Fracture mechanical criteria and simulation of floors with Y-shaped branches of major faults in coal mines

Objective Despite wide distribution, the branches of major faults (also referred to as the fault branches) tend to be overlooked. However, they represent one of the primary causes of water inrush.

Methods Under the engineering geological background of the Liuzhuang coal mine in Anhui Province, this study established a fracture mechanical disaster model for fault branches under the impacts of both seepage and stress based on the criteria for compression-shear fracture of rock masses considering the Mohr-Coulomb criterion. Using this model, this study obtained the critical water pressure and the minimum safe distance between the fault branch and the floor's fractured zone in the case of fault branch splitting. It investigated the influence patterns of factors including the fault dip angle, minimum principal stress, length of a major fault, and seepage water pressure on critical water pressure and the minimum safe distance, determining the dominant influencing factors. Furthermore, this study simulated the evolutionary characteristics of the plastic zones and seepage fields of the fault branches under the mining effects and verified the results using in-situ water pressure tests.
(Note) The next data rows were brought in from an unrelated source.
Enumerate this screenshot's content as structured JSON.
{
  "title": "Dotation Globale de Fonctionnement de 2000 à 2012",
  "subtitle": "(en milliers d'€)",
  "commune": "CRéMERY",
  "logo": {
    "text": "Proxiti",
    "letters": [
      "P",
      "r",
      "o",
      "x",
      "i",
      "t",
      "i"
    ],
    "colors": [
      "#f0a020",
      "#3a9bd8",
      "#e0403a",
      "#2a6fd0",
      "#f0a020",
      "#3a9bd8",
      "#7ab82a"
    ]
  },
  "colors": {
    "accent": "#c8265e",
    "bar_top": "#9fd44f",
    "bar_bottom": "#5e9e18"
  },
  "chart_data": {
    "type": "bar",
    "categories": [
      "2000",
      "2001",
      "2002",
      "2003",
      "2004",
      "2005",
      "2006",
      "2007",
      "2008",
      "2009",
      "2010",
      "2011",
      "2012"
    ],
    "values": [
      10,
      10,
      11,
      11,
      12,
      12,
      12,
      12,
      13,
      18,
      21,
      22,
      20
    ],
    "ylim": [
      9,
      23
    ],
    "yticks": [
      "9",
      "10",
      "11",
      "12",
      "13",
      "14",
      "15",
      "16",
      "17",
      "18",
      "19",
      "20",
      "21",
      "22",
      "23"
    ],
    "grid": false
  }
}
Results and Conclusions Key findings are as follows: (1) A higher dip angles of the fault branches corresponded to a higher susceptibility to water inrushes, while a higher minimum principal stress suggested a lower probability of the fissure propagation of the fault branches. (2) In the case where the dip angle of the major fault and the angles between the fault branches and the major fault were both 60°, fault channels were entirely activated and connected when the mining face advanced directly above the fault branch, as indicated by the simulation results. After the mining face advanced 10 m away from the fault branches, fissures at the tip of the fault branches were connected to the fractured zone of the mining face’s floor, resulting in water inrushes from the floor. (3) The in-situ water pressure tests verified the correctness of theoretical calculations, proving that fault branches can cause early interconnection between fissures on the floor and faults, leading to water outflow from the mining face. Overall, the findings of this study provide a reference for setting up waterproof coal pillars in coal mines with Y-shaped fault branches on stope floors.